Why do we travel?

deep blue sea

Why do we travel to foreign countries during our holidays?

Mainly we do not travel for the act of travelling itself, with delayed planes, full trains, traffic jams, complaining children, discussions with hotel staff, bad food at motorway service areas and airports, the stress of packing and so on. There are exceptions in business travel, but when it comes to holidays, the act of travelling is just the method to bring us away from home.

We travel to arrive somewhere, after all the hassle.

We want to arrive somewhere where the weather is different (better!) from home. Where the food is more exotic, where there is no work, but beautiful colours to behold. We want to walk around in ancient or modern cities, lie at the beach, exercise and feel the centre of attention in a good hotel or a club. No housework duties and no meetings, appointments etc that other people impose on us.

It’s incredible stress-reducing not to be at home. That also goes for the second home, the self-owned holiday apartment. It’s a home away from home, with only the good sides of the real home and the holiday destination. To know exactly where to arrive and what to expect reduces stress. One also does not have to explain or think about the holiday destination for next year – of course it’s the self-owned apartment.

Before Corona, there were those supercheap cruises with all-inclusive drinking and entertainment. Seeing something of a foreign country was not much part of that travel experience. It was more like hanging out in favourite pub, but in better weather and without work and housework duties.

Same for the cheap group flights to certain well-known destinations. For Australians, it may have been a part of Bali, for Europeans a part of Mallorca or Thailand. It’s about doing one’s favourite past time (in that case drinking and partying) somewhere with better weather and no work and no household duties.

To be honest, I often looked down on this kind of holiday and now I wonder why. The travellers follow their favourite pastimes, as I follow mine. For me those are seeing beautiful colours, sceneries, buildings, finding the perfect spot to take a picture and transport the image. Whatever the favourite pastime is, we will come home more relaxed and happier and that’s the main objective.

red earth

A demand creates a market and if supercheap flight and cruises are available, people will book them. In times of war and different energy concepts that might change. If asked, I would always opt for fewer and better holidays. A lot of other people would not share my opinion.

Noone forced Venice to accept all those cruise ships and day tourists that don’t even leave money in the city. Become more expensive, more exclusive, more selective in choosing your visitors. Everyone is picky when it comes to private visitors. Would you let everybody into your home? Probably not; only those visitors that are good for you, in the majority of cases. It is strange every destination became so accessible for everybody.
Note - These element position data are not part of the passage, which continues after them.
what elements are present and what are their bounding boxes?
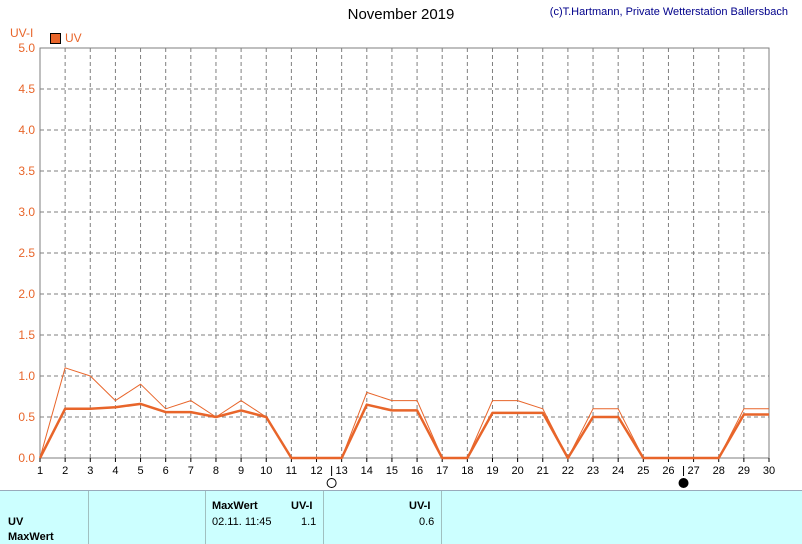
max-value: 1.1 (301, 516, 317, 528)
y-tick-label: 2.5 (18, 246, 35, 260)
x-tick-label: 11 (286, 465, 297, 477)
x-tick-label: 27 (687, 465, 699, 477)
maxwert-header: MaxWert (212, 500, 258, 512)
x-tick-label: 8 (213, 465, 219, 477)
panel-empty-cell (88, 491, 206, 544)
x-tick-labels: 1 2 3 4 5 6 7 8 9 10 11 12 13 14 15 16 17 18 19 20 21 22 23 24 2… (37, 465, 775, 477)
panel-row-label-2: MaxWert (8, 531, 54, 543)
stats-panel: UV MaxWert MaxWert UV-I 02.11. 11:45 1.1… (0, 490, 802, 544)
uvi-header-2: UV-I (409, 500, 431, 512)
y-tick-label: 1.0 (18, 369, 35, 383)
max-datetime: 02.11. 11:45 (212, 516, 272, 528)
x-tick-label: 3 (87, 465, 93, 477)
y-tick-labels: 0.0 0.5 1.0 1.5 2.0 2.5 3.0 3.5 4.0 4.5 5.0 (18, 41, 35, 465)
x-tick-label: 19 (486, 465, 498, 477)
x-tick-label: 23 (587, 465, 599, 477)
x-tick-label: 30 (763, 465, 775, 477)
x-tick-label: 10 (260, 465, 272, 477)
grid (39, 47, 770, 462)
y-tick-label: 5.0 (18, 41, 35, 55)
y-tick-label: 3.0 (18, 205, 35, 219)
x-tick-label: 26 (662, 465, 674, 477)
x-tick-label: 21 (537, 465, 549, 477)
x-tick-label: 13 (336, 465, 348, 477)
panel-row-label: UV (8, 516, 24, 528)
x-tick-label: 4 (112, 465, 118, 477)
y-tick-label: 1.5 (18, 328, 35, 342)
x-tick-label: 17 (436, 465, 448, 477)
panel-max-cell: MaxWert UV-I 02.11. 11:45 1.1 (205, 491, 324, 544)
y-tick-label: 4.0 (18, 123, 35, 137)
x-tick-label: 29 (738, 465, 750, 477)
x-tick-label: 2 (62, 465, 68, 477)
x-tick-label: 9 (238, 465, 244, 477)
x-tick-label: 1 (37, 465, 43, 477)
x-tick-label: 15 (386, 465, 398, 477)
x-tick-label: 7 (188, 465, 194, 477)
new-moon-icon (678, 478, 689, 488)
uvi-header: UV-I (291, 500, 313, 512)
series-line-max (39, 367, 769, 459)
x-tick-label: 24 (612, 465, 624, 477)
series-lines (38, 367, 769, 460)
x-tick-label: 14 (361, 465, 373, 477)
y-axis-unit: UV-I (10, 26, 34, 40)
x-tick-label: 28 (713, 465, 725, 477)
legend-label: UV (65, 31, 82, 45)
x-tick-label: 12 (310, 465, 322, 477)
mean-value: 0.6 (419, 516, 435, 528)
x-tick-label: 20 (511, 465, 523, 477)
y-tick-label: 2.0 (18, 287, 35, 301)
y-tick-label: 0.0 (18, 451, 35, 465)
chart-title: November 2019 (347, 6, 455, 23)
panel-mean-cell: UV-I 0.6 (323, 491, 442, 544)
full-moon-icon (326, 478, 337, 488)
copyright-credit: (c)T.Hartmann, Private Wetterstation Bal… (549, 6, 788, 18)
legend: UV (50, 31, 82, 45)
x-tick-label: 22 (562, 465, 574, 477)
y-tick-label: 4.5 (18, 82, 35, 96)
x-tick-label: 16 (411, 465, 423, 477)
series-line-mean (38, 402, 769, 460)
legend-swatch (50, 32, 61, 44)
y-tick-label: 0.5 (18, 410, 35, 424)
x-tick-label: 5 (137, 465, 143, 477)
moon-markers (326, 466, 689, 488)
x-tick-label: 18 (461, 465, 473, 477)
x-tick-label: 6 (163, 465, 169, 477)
y-tick-label: 3.5 (18, 164, 35, 178)
panel-label-cell: UV MaxWert (0, 491, 89, 544)
x-tick-label: 25 (637, 465, 649, 477)
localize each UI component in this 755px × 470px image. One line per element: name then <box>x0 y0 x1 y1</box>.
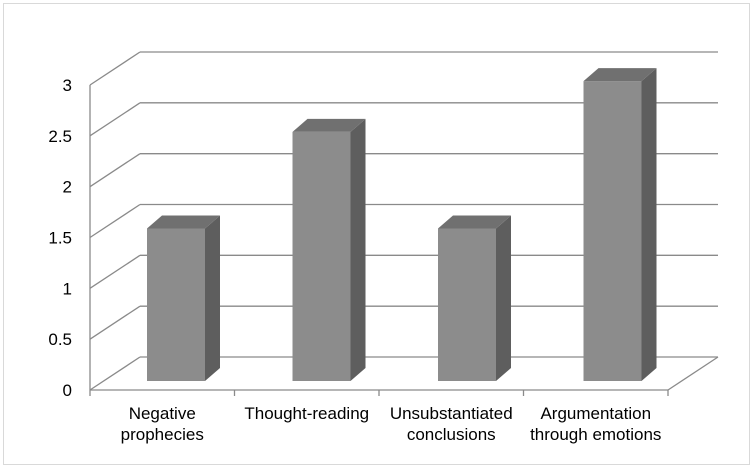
bar-side <box>350 118 366 382</box>
x-category-label-line: conclusions <box>407 425 496 444</box>
x-category-label-line: Argumentation <box>540 404 651 423</box>
gridline-side <box>89 51 141 86</box>
x-category-label: Thought-reading <box>244 404 369 423</box>
bar-front <box>147 228 205 381</box>
bar-top <box>438 215 511 229</box>
bar-front <box>583 81 642 381</box>
y-tick-label: 1.5 <box>48 229 72 248</box>
x-category-label-line: Negative <box>129 404 196 423</box>
bar <box>438 215 511 381</box>
x-category-label: Negative prophecies <box>121 404 204 444</box>
x-category-label-line: prophecies <box>121 425 204 444</box>
axes <box>89 85 719 396</box>
bar-side <box>205 215 220 381</box>
x-category-label-line: Unsubstantiated <box>390 404 513 423</box>
bar-side <box>496 215 511 381</box>
bar-top <box>147 215 220 229</box>
y-tick-label: 0 <box>63 381 72 400</box>
x-category-label-line: through emotions <box>530 425 661 444</box>
y-tick-label: 0.5 <box>48 330 72 349</box>
y-tick-label: 2 <box>63 178 72 197</box>
bar-side <box>641 68 657 381</box>
gridline-side <box>89 102 141 137</box>
gridline-side <box>89 305 141 340</box>
x-category-labels: Negative prophecies Thought-reading Unsubst… <box>121 404 662 444</box>
x-category-label: Argumentation through emotions <box>530 404 661 444</box>
bar-front <box>438 228 496 381</box>
bars <box>147 68 657 382</box>
y-tick-label: 3 <box>63 76 72 95</box>
y-tick-labels: 0 0.5 1 1.5 2 2.5 3 <box>48 76 72 400</box>
x-category-label: Unsubstantiated conclusions <box>390 404 513 444</box>
bar-front <box>292 131 351 381</box>
y-tick-label: 2.5 <box>48 127 72 146</box>
bar <box>583 68 657 381</box>
y-tick-label: 1 <box>63 279 72 298</box>
bar <box>147 215 220 381</box>
gridline-side <box>89 153 141 188</box>
gridline-side <box>89 254 141 289</box>
bar-top <box>583 68 657 82</box>
x-category-label-line: Thought-reading <box>244 404 369 423</box>
gridline-side <box>89 356 141 391</box>
floor-right-edge <box>667 356 719 391</box>
bar-top <box>292 118 366 132</box>
bar <box>292 118 366 382</box>
gridline-side <box>89 203 141 239</box>
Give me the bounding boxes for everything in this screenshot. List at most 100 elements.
High numbers do not mean high profits in the most of cases for the hosts, so the direct benefit of letting everybody come is not self-explanatory.

It will be interesting to see if that changes. A lot of destinations could easily choose their visitors and impose their rules on visitors. Why don’t they use their power? Is it the fear of being seen as snobbish in these very equal times? Some universities, fashion houses, restaurants already tested it with good results. Become exclusive and choose your clientele. The east coast of Sardinia, high luxury cruise ships, some hotels all over the world, they all work on those well-known principles.

The world belongs to everyone and everyone should have the chance to see everything. That is the general rule. Still, the world is rarely equal, and it would not harm if people start to think again about what they really want to see, before they book the ticket. I honestly hope mass tourism will reduce. The oversupply of options is not always a blessing.

The reasons why we travel for business are different. Here we want to show status (business or first-class flights, get much better treated as an ambassador of one’s company outside the office than inside, complain afterwards to friends about the stressful job with all the responsibility and so on), get a connection to people we work with abroad and we want to see with our own eyes the work conditions/materials on the ground somewhere else, to pick a few.

Personal connections through travel are overrated. After two years of Corona everybody knows this, a few strictly deny it, most want at least to see their business partners sometimes – but the necessity is really exaggerated. I have hired people on the other side of the earth whom I’ve only seen on Microsoft teams or zoom and it worked out perfectly well. Conferences are not too bad to meet many people at the same time and especially to meet people whom you have not already known before.

The only real necessity for business travel is to show face in negotiations or at company outposts, train people on a new system for the first time, make coincidental encounters that lead to business and to see if some stuff you want to buy from a first-time seller is really there and does not only exist on paper. The rest is status and nice to have.

Many business trips before Corona were really pointless. On the other hand, the work load multiplied when everybody was always at home and working became completely digital.

The more we had of that kind of overloaded work life, the more we wanted to travel for holiday. Get a rest, see brighter colours or beautiful sceneries, eat more exotic food, get drunk, party, get pampered, lie on the beach, be fascinated by a different culture, have no work around you. We tended to forget the traffic jams, delayed planes, bad food on the way and the stress of travelling itself. It’s all back now.

coral beach

Arriving somewhere beautiful is still one of the greatest happy feelings a human being can have.

We travel to see the world and ourselves in a better version than at home in the best of cases.